Que os seus “ensinamentos” perdurem” para que o mundo ainda seja.” (A.Bondoso.2011)

Mas se...

SE... (A Publicar)

Se viesses
Sem ser preciso chamar
Se ouvisses
Sem ser preciso falar
Se pudesses
Sem ser preciso o poder
Se partisses
Sem haver uma despedida
Se voasses e sentisses e se...
Se não ficasse alguém ou coisa alguma
Mesmo assim...
A ideia seria perfeita! 
====== 
António Bondoso ( A Publicar)
Julho de 2013

2013-07-17


A PROPÓSITO DA DIGNIDADE...

A MINHA CRÓNICA (ESCRITA NA 2ªF.) A PUBLICAR NO JORNAL BEIRÃO DE 6ªFEIRA.

(Foto e Legenda de António Pedro Ferreira)

A TÁTICA DO QUADRADO...
...ou de como a “guerrilha” obriga, muitas vezes, a preferir um recuo tático. A imagem também se utiliza em política, traduzida em dois passos atrás para poder avançar um.

          Mesmo dando-se o caso de estarmos todos – ou quase – fartos dos joguinhos e das jogatanas politiqueiras, há sempre assuntos que nos motivam a refletir, colocando à prova a nossa imaginação, a criatividade e a sensibilidade de cada um.
          Acontece que o número de Julho da revista Courrier Internacional – edição para Portugal – debruça o seu “Olhar” sobre os refugiados e a sua circunstância, colocando a questão: Se tivesse que fugir num minuto, o que levaria?
          Trata-se de uma “campanha fotográfica”, da autoria de António Pedro Ferreira, que foi integrada nas comemorações do Dia Mundial do Refugiado e promovida pelo Conselho Português para os Refugiados em parceria com o ACNUR – Alto Comissariado das Nações Unidas para os Refugiados. A iniciativa pretende sensibilizar a sociedade portuguesa para o impacto da guerra nas famílias refugiadas que, “num minuto, perderam tudo: o seu lar, os seus amigos, o seu futuro”.
          Nos retratos selecionados – na sua maioria africanos e asiáticos – é dada ênfase a pormenores como água, uma Bíblia, um par de ténis, um tapete ou mesmo um beijo da mãe. Mas há um que me tocou particularmente: o de Francisco, que saiu da Palestina com 2 anos de vida e foi para a Síria, acabando por fugir dali rapidamente e sem nada. Trazendo apenas, como escreveu num cartaz, a sua DIGNIDADE.
          Isto faz-me lembrar que, mesmo não estando os portugueses em estado de guerra pura com qualquer outra nação – no sentido bélico, portanto – não deixam de ser muitos de nós refugiados na sua própria terra.

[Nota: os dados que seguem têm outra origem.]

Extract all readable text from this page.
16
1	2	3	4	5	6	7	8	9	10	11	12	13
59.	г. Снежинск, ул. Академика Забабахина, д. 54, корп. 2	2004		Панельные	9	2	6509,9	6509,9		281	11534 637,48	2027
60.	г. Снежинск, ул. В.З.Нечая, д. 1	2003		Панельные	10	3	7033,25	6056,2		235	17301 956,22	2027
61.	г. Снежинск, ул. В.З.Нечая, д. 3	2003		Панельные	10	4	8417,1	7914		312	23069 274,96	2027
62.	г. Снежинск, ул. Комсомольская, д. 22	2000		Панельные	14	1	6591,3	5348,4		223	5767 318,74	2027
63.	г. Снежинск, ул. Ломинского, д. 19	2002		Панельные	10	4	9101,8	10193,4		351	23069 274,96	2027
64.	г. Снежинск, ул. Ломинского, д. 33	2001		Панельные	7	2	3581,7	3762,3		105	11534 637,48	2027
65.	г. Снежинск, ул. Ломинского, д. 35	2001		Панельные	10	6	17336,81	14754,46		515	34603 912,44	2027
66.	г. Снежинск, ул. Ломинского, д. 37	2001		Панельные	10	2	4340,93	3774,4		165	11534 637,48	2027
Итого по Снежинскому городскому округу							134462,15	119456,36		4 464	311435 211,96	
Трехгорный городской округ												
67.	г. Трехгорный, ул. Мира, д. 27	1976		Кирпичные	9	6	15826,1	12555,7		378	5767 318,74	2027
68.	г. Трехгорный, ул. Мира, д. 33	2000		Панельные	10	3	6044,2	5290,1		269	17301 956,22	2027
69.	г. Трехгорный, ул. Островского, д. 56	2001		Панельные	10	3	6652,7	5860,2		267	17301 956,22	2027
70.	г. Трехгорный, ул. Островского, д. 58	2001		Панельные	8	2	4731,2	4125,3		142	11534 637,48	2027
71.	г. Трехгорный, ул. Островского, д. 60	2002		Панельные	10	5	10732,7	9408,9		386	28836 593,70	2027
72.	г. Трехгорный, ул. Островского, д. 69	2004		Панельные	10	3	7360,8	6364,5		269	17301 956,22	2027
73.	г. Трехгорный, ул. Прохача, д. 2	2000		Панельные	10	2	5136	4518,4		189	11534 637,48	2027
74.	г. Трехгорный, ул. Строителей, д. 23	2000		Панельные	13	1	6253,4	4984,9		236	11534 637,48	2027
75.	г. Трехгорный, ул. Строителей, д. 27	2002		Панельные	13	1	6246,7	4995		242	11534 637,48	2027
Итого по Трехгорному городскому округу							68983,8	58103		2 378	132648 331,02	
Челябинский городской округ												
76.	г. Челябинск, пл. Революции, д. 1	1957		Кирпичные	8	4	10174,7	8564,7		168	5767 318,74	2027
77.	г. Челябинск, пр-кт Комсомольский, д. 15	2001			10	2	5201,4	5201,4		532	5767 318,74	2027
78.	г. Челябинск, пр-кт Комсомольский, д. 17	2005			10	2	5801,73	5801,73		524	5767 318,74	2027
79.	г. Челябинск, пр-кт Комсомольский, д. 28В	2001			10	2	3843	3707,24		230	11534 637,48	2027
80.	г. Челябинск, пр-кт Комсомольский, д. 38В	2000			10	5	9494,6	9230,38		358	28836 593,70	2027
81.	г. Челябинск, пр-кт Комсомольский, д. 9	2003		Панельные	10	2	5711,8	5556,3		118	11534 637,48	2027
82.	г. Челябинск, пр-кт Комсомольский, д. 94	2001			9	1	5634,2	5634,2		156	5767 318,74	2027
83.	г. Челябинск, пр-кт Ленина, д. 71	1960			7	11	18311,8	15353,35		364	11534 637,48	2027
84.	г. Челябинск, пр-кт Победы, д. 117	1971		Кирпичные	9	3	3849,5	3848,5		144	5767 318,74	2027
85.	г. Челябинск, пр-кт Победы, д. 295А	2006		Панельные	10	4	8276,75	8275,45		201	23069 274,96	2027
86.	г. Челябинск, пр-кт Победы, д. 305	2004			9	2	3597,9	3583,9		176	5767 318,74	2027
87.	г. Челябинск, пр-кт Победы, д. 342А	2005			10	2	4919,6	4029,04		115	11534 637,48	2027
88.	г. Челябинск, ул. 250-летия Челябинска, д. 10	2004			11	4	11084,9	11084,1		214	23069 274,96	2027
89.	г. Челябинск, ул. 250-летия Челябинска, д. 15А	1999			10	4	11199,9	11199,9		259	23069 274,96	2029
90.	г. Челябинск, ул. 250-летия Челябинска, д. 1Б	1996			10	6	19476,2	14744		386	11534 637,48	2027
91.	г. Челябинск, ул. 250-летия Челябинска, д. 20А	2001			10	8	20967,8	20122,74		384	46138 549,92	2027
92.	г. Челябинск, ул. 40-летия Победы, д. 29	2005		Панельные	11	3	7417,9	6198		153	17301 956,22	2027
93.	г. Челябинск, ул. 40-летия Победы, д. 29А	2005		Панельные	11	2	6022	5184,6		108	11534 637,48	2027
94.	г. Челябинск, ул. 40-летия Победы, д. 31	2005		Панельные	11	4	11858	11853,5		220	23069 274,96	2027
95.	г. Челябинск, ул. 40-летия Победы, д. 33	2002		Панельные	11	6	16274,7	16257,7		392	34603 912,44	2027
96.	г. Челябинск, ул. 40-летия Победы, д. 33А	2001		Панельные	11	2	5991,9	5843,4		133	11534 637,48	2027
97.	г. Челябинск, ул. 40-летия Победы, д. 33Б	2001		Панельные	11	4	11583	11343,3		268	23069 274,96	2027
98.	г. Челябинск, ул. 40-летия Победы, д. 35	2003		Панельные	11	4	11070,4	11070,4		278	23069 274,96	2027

Exatamente porque vamos sendo despojados da nossa “dignidade”. Não só material. Sobretudo moral!
          Se atentarmos bem...sabemos que, por um lado, apenas 11 quadros bancários ganharam mais de um milhão de euros em 2012, somando salário fixo e remunerações variáveis; por outro lado, lemos que, já em 2011, quase metade da população portuguesa estava em risco de pobreza. E hoje sabe-se que mais de 38% dos desempregados estão em risco de pobreza, para além de ter aumentado esse risco para um elevado número de famílias com crianças dependentes. Acresce que mais de dois milhões de portugueses vivem com privação material e que é já muito elevado o número de alunos em debilidade económica grave. E, mais grave, os suicídios e homicídios: alguém vai ter que ser responsabilizado pelo facto de haver “um cada vez maior desprezo pela vida humana”. Carlos Poiares, psicólogo forense, acentua que a culpa é da crise pois “as pessoas perderam a esperança.”
          O Estado deixou de ser uma “pessoa de bem”, os governantes que o representam optaram pela mais simples e mais antiga fórmula de “depenar” os cidadãos – cortes e mais cortes nos salários e nas pensões e reformas, sempre aliados ao aumento de impostos, diretos e indiretos. As pessoas ficam sem teto, deixam de poder cumprir os compromissos para os quais foram sendo aliciadas, os bancos apropriam-se das casas e “leiloam-nas” a quem tem dinheiro. Tudo em nome da alta finança internacional – os mais perfeitos agiotas neste mundo globalizado. Tudo com a benção de um Presidente que não preside.
          E, assim, vai aumentando igualmente o número de portugueses praticamente “obrigados” a refugiar-se noutros países, recorrendo ao estatuto de “emigrantes”. E a maior parte o que levará? Certamente a DIGNIDADE!
          Eu, por exemplo – se voltasse a emigrar e na certeza de não correr o risco de excesso de bagagem – gostaria de levar também os Roteiros, de Cavaco Silva; as folhas excell, de Vitor Gaspar; a décima parte da reforma de Catroga ou um sexto da pensão de Assunção Esteves; umas ações do BPN, mesmo que irrevogavelmente desvalorizadas; a sabedoria e o arrojo de José Gomes Ferreira – que já tem um governo à sombra da SIC; o brilhantismo da careca de Medina Carreira; um manual de espião e muita LIBERDADE! Para poder pensar pela minha cabeça e agir de acordo com a minha consciência, com os meus valores morais e éticos. E como um verdadeiro soldado nunca deixa um camarada para trás, se tivesse que fugir num minuto[provavelmente para as ilhotas Selvagens], levaria seguramente as verdadeiras AMIZADES que fui cultivando ao longo da vida. Sem qualquer tipo de tática!
António Bondoso
Jornalista – C.P.359.
Julho de 2013   

antoniobondoso@gmail.com 
               

2013-07-12

A PROPÓSITO DO 38º ANIVERSÁRIO DA INDEPENDÊNCIA DE S.TOMÉ E PRÍNCIPE.
12 DE JULHO DE 1975.

Escrevi "Escravos do Paraíso" para assinalar os 30 anos da independência; fiz publicar "Seios Ilhéus" para marcar o 35º aniversário do acontecimento; provavelmente inicio hoje um capítulo do que poderá vir a ser mais um contributo para dar a conhecer as ilhas do meio do mundo:
Eu, na ponte da Boa Entrada, com minha mãe e minha irmã.

VIAJAR HÁ 60 ANOS...
...ou de como era difícil "emigrar" para África.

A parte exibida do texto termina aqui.